Taken together, the evidence makes a credible case for vNOTES hysterectomy as a meaningful addition to the surgical armamentarium for benign gynecological disease. To truly establish its place, however, the field needs larger more rigorous RCTs, more consistent reporting of perioperative and patient-reported outcomes, and prospective health-economic analyses, all of which will be essential for refining patient selection and informing future iterations of this guideline.
Study Limitations
Most of the guideline recommendations have low certainty of evidence and serious to moderate risk of bias, highlighting the need for higher quality data to aid in refining future recommendations. In addition, the expert panel was restricted to surgeons with experience of at least 50 vNOTES cases. While this criterion was applied to ensure adequate procedural expertise, it may limit the generalizability of the recommendations to centres with lower case volumes or surgeons earlier in their learning curve.
Recommendations for Future Research
Despite recent advances, there remain several unanswered questions and priorities for future research. These areas include the following: (1) Optimal anesthesia regimen specifically for vNOTES hysterectomy; (2) the role of strategies to reduce postoperative pain such as intraperitoneal irrigation or rectus sheath block; (3) predictors for conversion to laparoscopy; (4) the role of outpatient management of benign vNOTES hysterectomy; (5) optimal technique for prophylactic apical suspension following vNOTES hysterectomy; (6) optimal technique for transvaginal surgical drain following a vNOTES hysterectomy; (7) the effects of vNOTES training courses using hands-on models and their outcomes; and (8) outcomes for repeat vNOTES following a vNOTES hysterectomy or repeat vNOTES hysterectomy following another vNOTES procedure.
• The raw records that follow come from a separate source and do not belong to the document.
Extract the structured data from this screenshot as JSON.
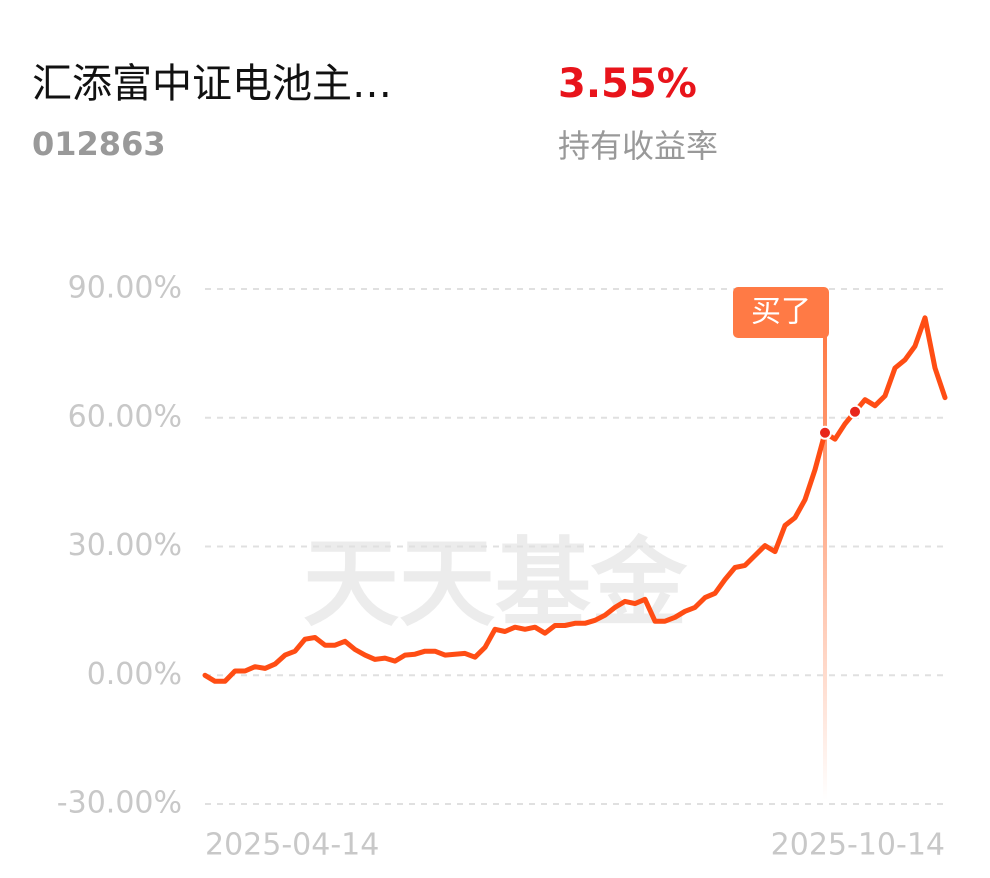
{
  "header": {
    "title": "汇添富中证电池主…",
    "code": "012863",
    "return": "3.55%",
    "return_label": "持有收益率"
  },
  "chart_data": {
    "type": "line",
    "watermark": "天天基金",
    "categories": [
      "2025-04-14",
      null,
      null,
      null,
      null,
      null,
      null,
      null,
      null,
      null,
      null,
      null,
      null,
      null,
      null,
      null,
      null,
      null,
      null,
      null,
      null,
      null,
      null,
      null,
      null,
      null,
      null,
      null,
      null,
      null,
      null,
      null,
      null,
      null,
      null,
      null,
      null,
      null,
      null,
      null,
      null,
      null,
      null,
      null,
      null,
      null,
      null,
      null,
      null,
      null,
      null,
      null,
      null,
      null,
      null,
      null,
      null,
      null,
      null,
      null,
      null,
      null,
      null,
      null,
      null,
      null,
      null,
      null,
      null,
      null,
      null,
      null,
      null,
      null,
      "2025-10-14"
    ],
    "series": [
      {
        "color": "#ff4d14",
        "values": [
          0,
          -1.4,
          -1.4,
          1,
          1,
          2,
          1.6,
          2.6,
          4.7,
          5.6,
          8.4,
          8.8,
          7,
          7,
          7.9,
          6,
          4.7,
          3.7,
          4,
          3.3,
          4.7,
          4.9,
          5.6,
          5.6,
          4.7,
          4.9,
          5.1,
          4.2,
          6.5,
          10.7,
          10.2,
          11.2,
          10.7,
          11.2,
          9.8,
          11.6,
          11.6,
          12.1,
          12.1,
          12.8,
          14,
          15.8,
          17.2,
          16.7,
          17.7,
          12.6,
          12.6,
          13.5,
          14.9,
          15.8,
          18.1,
          19.1,
          22.3,
          25.1,
          25.6,
          27.9,
          30.2,
          28.8,
          34.9,
          36.7,
          40.9,
          47.9,
          56.5,
          55,
          58.6,
          61.4,
          64.2,
          62.8,
          65.1,
          71.6,
          73.5,
          76.7,
          83.3,
          71.6,
          64.7
        ]
      }
    ],
    "ylim": [
      -30,
      90
    ],
    "yticks": [
      {
        "value": 90,
        "label": "90.00%"
      },
      {
        "value": 60,
        "label": "60.00%"
      },
      {
        "value": 30,
        "label": "30.00%"
      },
      {
        "value": 0,
        "label": "0.00%"
      },
      {
        "value": -30,
        "label": "-30.00%"
      }
    ],
    "grid": true,
    "marker_indices": [
      62,
      65
    ],
    "annotation": "买了"
  }
}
Further studies and research in these priority areas are needed to improve the outcomes of the vNOTES technique for hysterectomy performed for benign conditions and to better define optimal management.
Plans for Updating
The topics listed above that were not covered in this guideline will be addressed in future guideline documents and expert practice opinion papers. Given the expectation of new national data results and RCTs, this guideline is planned to be updated within two years, following a literature review of newly published works on the first anniversary of its publication.